Andrews’s relief faltered and he looked flustered. ‘The note? Why? Oh… I’m afraid I threw it away after I found it. There seemed little point in hanging on to it.’
‘I see.’ I lifted my hat an inch. ‘Well, I’m glad things are settled. Goodbye, Mr Andrews.’
Something flickered in his expression. A faint doubt, or hope. Then it was gone.
‘Goodbye, Mr Lennox.’
Maybe it was because I was at a loose end that I didn’t go straight home. There are more ways than ‘import-export’ to make the kind of money to afford a home in Bearsden. I headed north through Glasgow’s leafy suburb and turned into another lengthy drive through manicured bushes and trees. But when I reached the top, it wasn’t a short, fleshy businessman who stood outside the small mansion. Instead there was a huddle of thugs in cheap suits, maliciously eyeing my progress up the drive.
‘And what can I do for you?’ The Glasgow accent was as thick as the macassar on the hair of the heavy who came over to the car window. He was dressed in tight drainpipe trousers and a mid-thigh-length jacket. It was the latest fashion, apparently. It was supposed to look ‘Edwardian’ and I’d heard followers of it called themselves ‘Teddy Boys’.
‘I’d like to see Mr Sneddon.’
‘Oh you would, would you? Do you have an appointment?’ He pronounced every consonant of ‘appointment’ as if he’d been practising it.

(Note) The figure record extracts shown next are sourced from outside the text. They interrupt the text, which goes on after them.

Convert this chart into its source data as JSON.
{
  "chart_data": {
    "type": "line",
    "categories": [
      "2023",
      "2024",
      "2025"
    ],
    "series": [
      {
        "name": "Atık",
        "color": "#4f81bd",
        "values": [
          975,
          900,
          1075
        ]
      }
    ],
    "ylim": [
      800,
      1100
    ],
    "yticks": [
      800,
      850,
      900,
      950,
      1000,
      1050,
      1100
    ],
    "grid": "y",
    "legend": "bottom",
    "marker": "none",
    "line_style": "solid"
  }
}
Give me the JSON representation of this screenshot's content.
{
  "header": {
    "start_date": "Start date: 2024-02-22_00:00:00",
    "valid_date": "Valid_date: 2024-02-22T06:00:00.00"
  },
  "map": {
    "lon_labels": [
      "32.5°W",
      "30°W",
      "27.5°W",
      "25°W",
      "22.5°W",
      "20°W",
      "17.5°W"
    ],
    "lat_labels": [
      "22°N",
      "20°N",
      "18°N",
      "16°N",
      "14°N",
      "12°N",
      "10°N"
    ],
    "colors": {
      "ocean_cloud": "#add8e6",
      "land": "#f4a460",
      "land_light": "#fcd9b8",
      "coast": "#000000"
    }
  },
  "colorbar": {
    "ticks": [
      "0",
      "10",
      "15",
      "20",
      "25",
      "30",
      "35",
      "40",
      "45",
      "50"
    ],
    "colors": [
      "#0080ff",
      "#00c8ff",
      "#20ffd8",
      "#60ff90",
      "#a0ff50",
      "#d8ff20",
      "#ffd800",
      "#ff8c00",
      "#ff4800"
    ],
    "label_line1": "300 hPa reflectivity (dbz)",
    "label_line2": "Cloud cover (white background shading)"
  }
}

‘No. Tell him Lennox is here. I want to talk to him.’
‘What about?’
‘That’s between me and Mr Sneddon.’
The goon in the drainpipes opened the car door and led me into Sneddon’s mansion. Like some thug parody of a butler, he told me to wait in the mock-Gothic hall. Sneddon let me stew for half an hour before he emerged from the snooker room. He was making a point. I was now at his pleasure and could not leave without his permission.
Willie Sneddon was one of the Three Kings who ran Glasgow. The Bearsden mock-baronialism that surrounded us may have been Sneddon’s castle, but his kingdom sat on the South Side. He was not a particularly big man, and he was expensively and surprisingly tastefully dressed. But at the very first glance you could tell that this man was all about violence. His build was stocky but not heavy. Muscular. Sinewy, as if he had been woven from rope. Added to that, someone had in the distant past permanently creased his right cheek with a razor.
‘What the fuck do you want, Lennox?’ He fired the greeting over his shoulder as he led me into a study lined with books he would never and probably could never read. I was not invited to but I sat down anyway.
‘I had a run in with Frankie McGahern,’ I said, lighting a cigarette.
‘I heard it was him that had a run in with you,’ answered Sneddon with perfect Govan grammar. ‘You kill him, Lennox?’
‘I’m in the clear for that. Someone else did him. Who, is the big question. And that’s what I want to talk to you about. I wanted to ask you if you knew anything about what happened to his brother.’
‘You accusing?’
‘No, Mr Sneddon. Not accusing, just asking. I can’t see any reason why you would have Tam McGahern killed. Or Frankie. But no one knows this town like you…’
‘Oh aye? I suppose you’ve not talked to the other Kings?’